Horbury was a chapelry of All Saints Church in Wakefield and has probably had a chapel since before the Norman Conquest in 1066. Earl Warenne, Lord of the Manor of Wakefield built a church in the Norman style in 1106. It had a tower, nave and small chancel.

In 1509 William Amyas of Horbury Hall left money to the "belles of Horbury Church". The "Devil's Knell" was tolled after midnight on Christmas morning, the tenor bell tolled for an hour, then four fours were struck followed by a strike for every year since the birth of Christ. This tradition was discontinued but survives in Dewsbury.

The parish registers record the burial of two soldiers following the Battle of Wakefield.

In the late 1780s John Carr, son of a Horbury stonemason and former Lord Mayor of York, offered to build a new church at his own expense. It cost £8,000 (equivalent to £750,000 in 2021}), plus a further £2,000 for the bells and organ (equivalent to £190,000 in 2021}). The foundation stone for the new church was laid in 1790 and it was opened in 1794.

The vestry was built in 1884. The rotunda and spire were rebuilt 1899, when more bells were added. A south chapel commemorating the First World War was added in 1920.

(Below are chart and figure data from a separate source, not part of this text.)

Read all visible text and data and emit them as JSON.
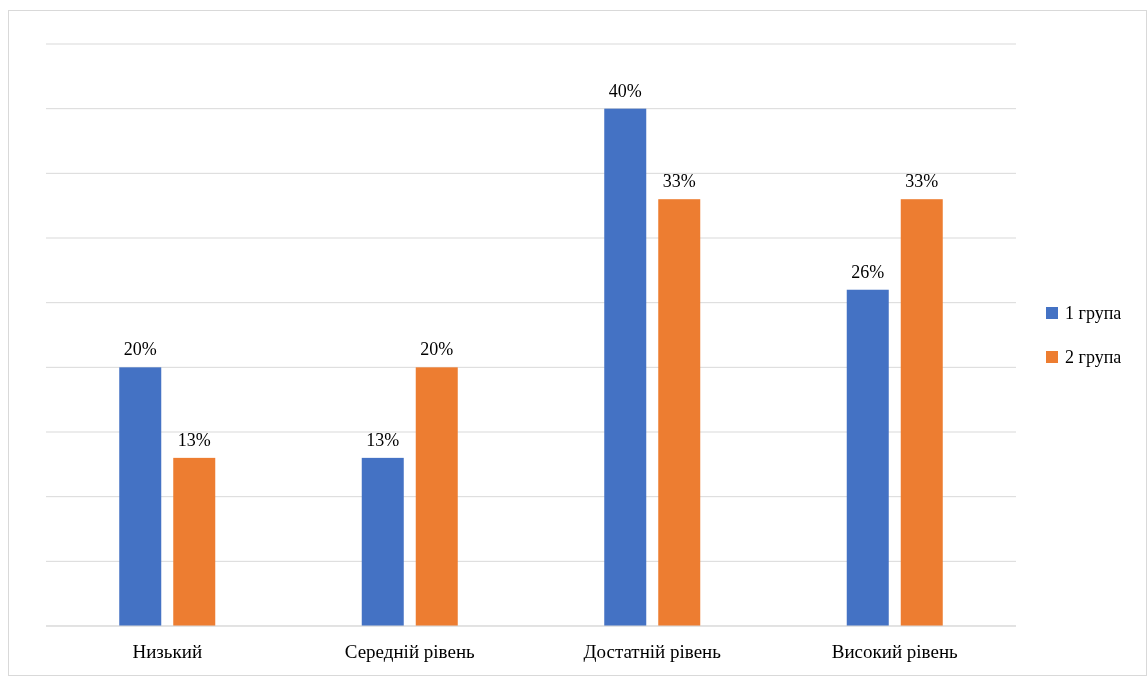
{
  "chart_data": {
    "type": "bar",
    "categories": [
      "Низький",
      "Середній рівень",
      "Достатній рівень",
      "Високий рівень"
    ],
    "series": [
      {
        "name": "1 група",
        "color": "#4472c4",
        "values": [
          20,
          13,
          40,
          26
        ],
        "value_labels": [
          "20%",
          "13%",
          "40%",
          "26%"
        ]
      },
      {
        "name": "2 група",
        "color": "#ed7d31",
        "values": [
          13,
          20,
          33,
          33
        ],
        "value_labels": [
          "13%",
          "20%",
          "33%",
          "33%"
        ]
      }
    ],
    "ylim": [
      0,
      45
    ],
    "yticks": [
      {
        "value": 0,
        "label": null
      },
      {
        "value": 5,
        "label": null
      },
      {
        "value": 10,
        "label": null
      },
      {
        "value": 15,
        "label": null
      },
      {
        "value": 20,
        "label": null
      },
      {
        "value": 25,
        "label": null
      },
      {
        "value": 30,
        "label": null
      },
      {
        "value": 35,
        "label": null
      },
      {
        "value": 40,
        "label": null
      },
      {
        "value": 45,
        "label": null
      }
    ],
    "grid": "y",
    "legend": "right",
    "tick_labels": "x"
  }
}
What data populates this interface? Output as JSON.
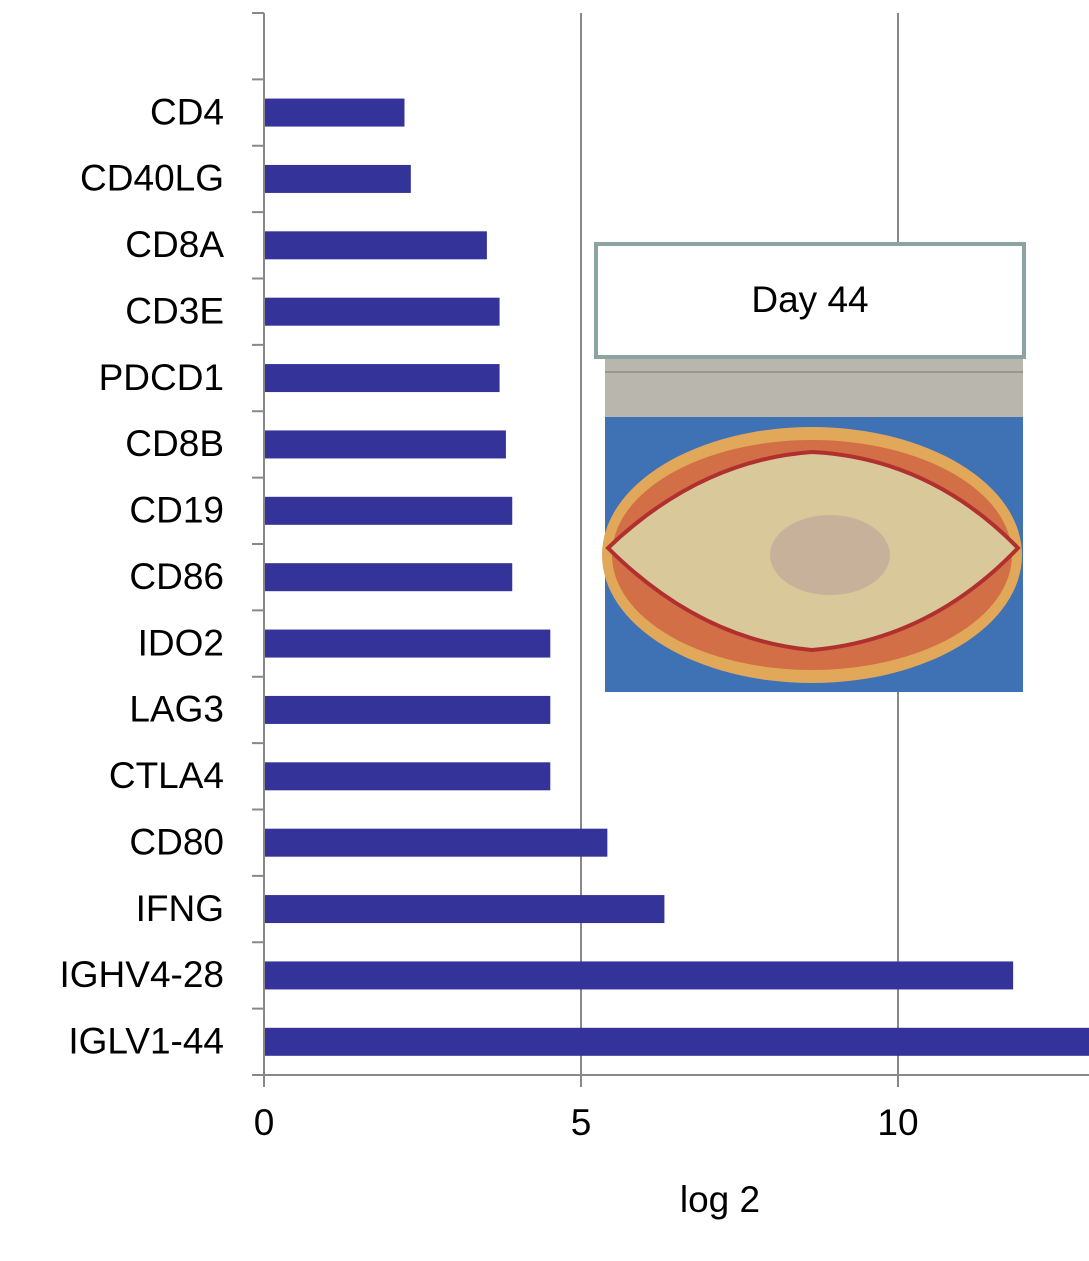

A mission church, now St John's Horbury Bridge, was started in a room in what is now the Post Office in 1864. The curate, Sabine Baring-Gould wrote the hymn "Onward Christian Soldiers" in 1865 for the Whitsun procession to Horbury Church. Another mission was set up at Horbury Junction in 1887 and replaced by St Mary's Church in 1893.

Present day

The parish stands in the Anglo-Catholic tradition of the Church of England. As it rejects the ordination of women, the parish receives Alternative Episcopal Oversight from the Bishop of Wakefield (currently Tony Robinson).


The church is built in local ashlar sandstone with a grey slate roof in the Classical style.


Elevation of the Church at Horbury near Wakefield by T. Malton 1791
Drawing of Horbury Church from 1791

The church has a square west tower in four reducing stages surmounted by a colonnaded rotunda with a small fluted, conical spire. The first stage is constructed of smooth ashlar stone with round-arched and square blind windows. The second stage is rusticated with a clock to the four faces. A round-arched bell-chamber is on the third stage and the fourth stage is similar with columns.

The five-bay nave has octagonal ends and three-bay north and south wings. The nave has tall, round-arched windows. The south wing has four Ionic columns supporting a pediment in the form of a portico over a central double-door which also has a pediment. There are round-arched windows at ground-floor level and square windows above. The north wing is plain with central entrance with an architrave and pediment. The vestry is to the north-east and has a round-arched entrance and door flanked by tapering pilasters supporting a frieze and cornice. There is a chapel to south-east.



Inside, the bay divisions are marked by fluted Corinthian pilasters. A west gallery with a panelled front containing the organ is supported by Tuscan columns. The shallow vaulted ceiling has an elaborate frieze terminating in shallow segmental coving.

Fixtures and fittings

The tower contains eight bells, five cast in 1792 by Thomas Mears, and three in 1899 by Mears & Stainbank at the Whitechapel Bell Foundry.

The church is furnished with straight-backed panelled pews with rounded ends. The communion rail is made from green/brown marble. An octagonal panelled pulpit dated 1917 was given in memory of Richard and Martha Ann Popplewell.

There are memorials to John Carr and his family in the chancel. Carr was buried in a vault along with some of his nephew's family – John Carr of Carr Lodge, Horbury, his wife, Hannah Maria (Marsden) and one of their granddaughters, that had been forgotten until its discovery in 1950, when repairs were made to the vestry floor.

Above the door contains a Funerary hatchment for John Carr of Carr Lodge. This contains a black dexter for John Carr and a white one for his wife, Hannah Maria (Marsden) daughter of William Marsden of Wakefield.